At Mailbox Monday, we encourage participants to not only share the books they received, but also to check out the books received by others. Each week, our team is sharing with you a few Books That Caught Our Eye from that week’s Mailbox Monday.
We encourage you to share the books that caught your eye in the comments.
EMMA:
Making Numbers Count: The Art and Science of Communicating Numbers by Chip Heath and Karla Starr at Sam Still Reading.
A clear, practical guide to turning cold, clinical data into a story – from bestselling business author Chip Heath.
Across industries from business and technology to medicine and sociology, numbers and data are fundamental to the next big idea. In Making Numbers Count, Chip Heath argues that it’s crucial for us all to be able to interpret and communicate numbers and stats more effectively so that data comes alive. By combining years of research into making ideas stick with a deep understanding of how the brain really works, Heath has discerned six critical principles that will give anyone the tools to communicate numbers with more transparency and meaning. These ideas – including simplicity, concreteness and familiarity – reveal what’s compelling about a number and show how to transform it into its most understandable form. And if we can do this when we’re using numbers, Heath tells us, then the idea of data won’t drive people to panic. We’re not hungry for numbers – there’s an unfathomable amount of information being generated each year – but we are starved for meaning. The ability to communicate and understand numbers has never mattered more.
MARTHA:
Till Death Do Us Port by Kate Lansing found at Carstairs Considers.
When a wedding reception turns into a crime scene, young vintner Parker Valentine investigates the full-bodied problem, in this captivating Colorado-set cozy mystery series.
It’s June in Boulder, Colorado, and wedding season is in full swing. Parker Valentine is excited to attend the wedding of her favorite cousin, Emma, where in addition to celebrating the happy couple, she’ll also be providing the refreshments for the reception from her winery. But when the fussy wedding planner is found dead midway through the ceremony, Parker knows that to get the weekend back on track, she’ll need to unveil a murderer.
Unfortunately, there’s no shortage of high tension and hot tempers during a wedding, so Parker has a long list of potential suspects. Even worse, her entire family has fixated on the state of Parker’s relationship with her boyfriend, Reid. If Parker can manage to impress her relatives with her wine skills and dodge unwanted pointed personal questions, solving a murder will be the icing on the cake.
“I like the cover, the title, and the blurb. Sometimes you need something on the lighter side and this cozy would fit for me.”
A Woman’s Work by Victoria Purman at Sam Still Reading.
The astonishingly rich prize of the 1956 Australian Women’s Weekly cookery competition offers two women the possibility of a new kind of future, in this compassionate look at the extraordinary lives of ordinary women – our mothers and grandmothers – in a beautifully realised post-war Australia.

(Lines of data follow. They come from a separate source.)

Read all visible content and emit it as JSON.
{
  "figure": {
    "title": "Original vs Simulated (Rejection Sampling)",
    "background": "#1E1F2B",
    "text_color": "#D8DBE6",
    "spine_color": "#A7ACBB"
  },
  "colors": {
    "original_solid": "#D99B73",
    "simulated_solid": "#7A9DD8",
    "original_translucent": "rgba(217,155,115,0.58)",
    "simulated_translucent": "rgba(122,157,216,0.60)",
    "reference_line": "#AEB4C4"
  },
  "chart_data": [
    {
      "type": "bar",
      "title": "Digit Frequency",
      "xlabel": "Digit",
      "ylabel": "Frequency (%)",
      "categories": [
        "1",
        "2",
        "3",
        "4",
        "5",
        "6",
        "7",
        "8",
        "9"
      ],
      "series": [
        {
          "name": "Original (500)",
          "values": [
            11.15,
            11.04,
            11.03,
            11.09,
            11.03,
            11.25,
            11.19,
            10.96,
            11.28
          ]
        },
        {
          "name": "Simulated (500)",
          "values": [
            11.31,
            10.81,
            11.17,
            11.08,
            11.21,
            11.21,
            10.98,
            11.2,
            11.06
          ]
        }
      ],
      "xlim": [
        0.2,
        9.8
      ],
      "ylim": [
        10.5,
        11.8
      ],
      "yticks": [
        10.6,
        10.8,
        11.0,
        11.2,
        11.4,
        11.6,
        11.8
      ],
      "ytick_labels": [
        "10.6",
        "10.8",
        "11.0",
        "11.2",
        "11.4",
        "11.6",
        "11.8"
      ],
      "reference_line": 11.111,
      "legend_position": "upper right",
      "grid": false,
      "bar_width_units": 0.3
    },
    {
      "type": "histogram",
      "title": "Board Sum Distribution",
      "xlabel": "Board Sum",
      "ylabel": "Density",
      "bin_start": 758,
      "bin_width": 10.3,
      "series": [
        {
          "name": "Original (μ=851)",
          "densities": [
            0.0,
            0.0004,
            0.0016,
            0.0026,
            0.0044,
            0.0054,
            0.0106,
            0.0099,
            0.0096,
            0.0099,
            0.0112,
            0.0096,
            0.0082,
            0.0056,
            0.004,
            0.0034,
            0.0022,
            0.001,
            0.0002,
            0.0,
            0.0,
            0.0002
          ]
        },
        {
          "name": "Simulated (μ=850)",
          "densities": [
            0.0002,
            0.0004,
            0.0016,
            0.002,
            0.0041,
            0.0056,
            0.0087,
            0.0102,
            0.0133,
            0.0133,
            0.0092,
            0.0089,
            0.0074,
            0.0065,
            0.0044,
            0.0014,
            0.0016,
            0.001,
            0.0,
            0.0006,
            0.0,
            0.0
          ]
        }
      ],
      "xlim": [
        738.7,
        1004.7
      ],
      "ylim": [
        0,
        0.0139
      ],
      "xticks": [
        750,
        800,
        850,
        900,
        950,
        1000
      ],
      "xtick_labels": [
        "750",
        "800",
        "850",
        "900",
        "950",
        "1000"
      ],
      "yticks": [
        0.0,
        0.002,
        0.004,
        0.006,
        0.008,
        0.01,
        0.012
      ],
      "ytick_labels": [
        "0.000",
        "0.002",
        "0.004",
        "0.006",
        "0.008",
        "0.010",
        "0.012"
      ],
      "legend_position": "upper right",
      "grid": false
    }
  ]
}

It’s 1956, and while Melbourne is in a frenzy gearing up for the Olympics, the women of Australia are cooking up a storm for their chance to win the equivalent of a year’s salary in the extraordinary Australian Women’s Weekly cookery contest.
For two women, in particular, the prize could be life-changing. For war widow and single mum Ivy Quinn, a win would mean more time to spend with her twelve-year-old son, Raymond. Mother of five Kathleen O’Grady has no time for cooking competitions, but the prize could offer her a different kind of life for herself and her children, and the chance to control her own future.
As winter turns to spring both women begin to question their lives. For Kathleen, the grinding domesticity of her work as a wife and mother no longer seems enough, while Ivy begins to realise she has the courage to make a difference for other women and tell the truth about the ghosts from her past.
But is it the competition prize that would give them a new way of seeing the world – a chance to free themselves from society’s expectation and change their own futures – or is it the creativity and confidence it brings?
“This sounds like a good historical story addressing women’s issues.”
SERENA:
By the Book by Jasmine Guillory at Sam Still Reading.
A tale as old as time—for a new generation…
Isabelle is completely lost. When she first began her career in publishing right out of college, she did not expect to be twenty-five, living at home, still an editorial assistant, and the only Black employee at her publishing house. Overworked and underpaid, constantly torn between speaking up or stifling herself, Izzy thinks there must be more to this publishing life. So when she overhears her boss complaining about a beastly high-profile author who has failed to deliver his long-awaited manuscript, Isabelle sees an opportunity to finally get the promotion she deserves.
All she has to do is go to the author’s Santa Barbara mansion and give him a quick pep talk or three. How hard could it be?
But Izzy quickly finds out she is in over her head. Beau Towers is not some celebrity lightweight writing a tell-all memoir. He is jaded and withdrawn and—it turns out—just as lost as Izzy. But despite his standoffishness, Izzy needs Beau to deliver, and with her encouragement, his story begins to spill onto the page. They soon discover they have more in common than either of them expected, and as their deadline nears, Izzy and Beau begin to realize there may be something there that wasn’t there before.
“I like re-tellings of older tales. This one sounds like it could be a good one.”
What books caught your eye this week?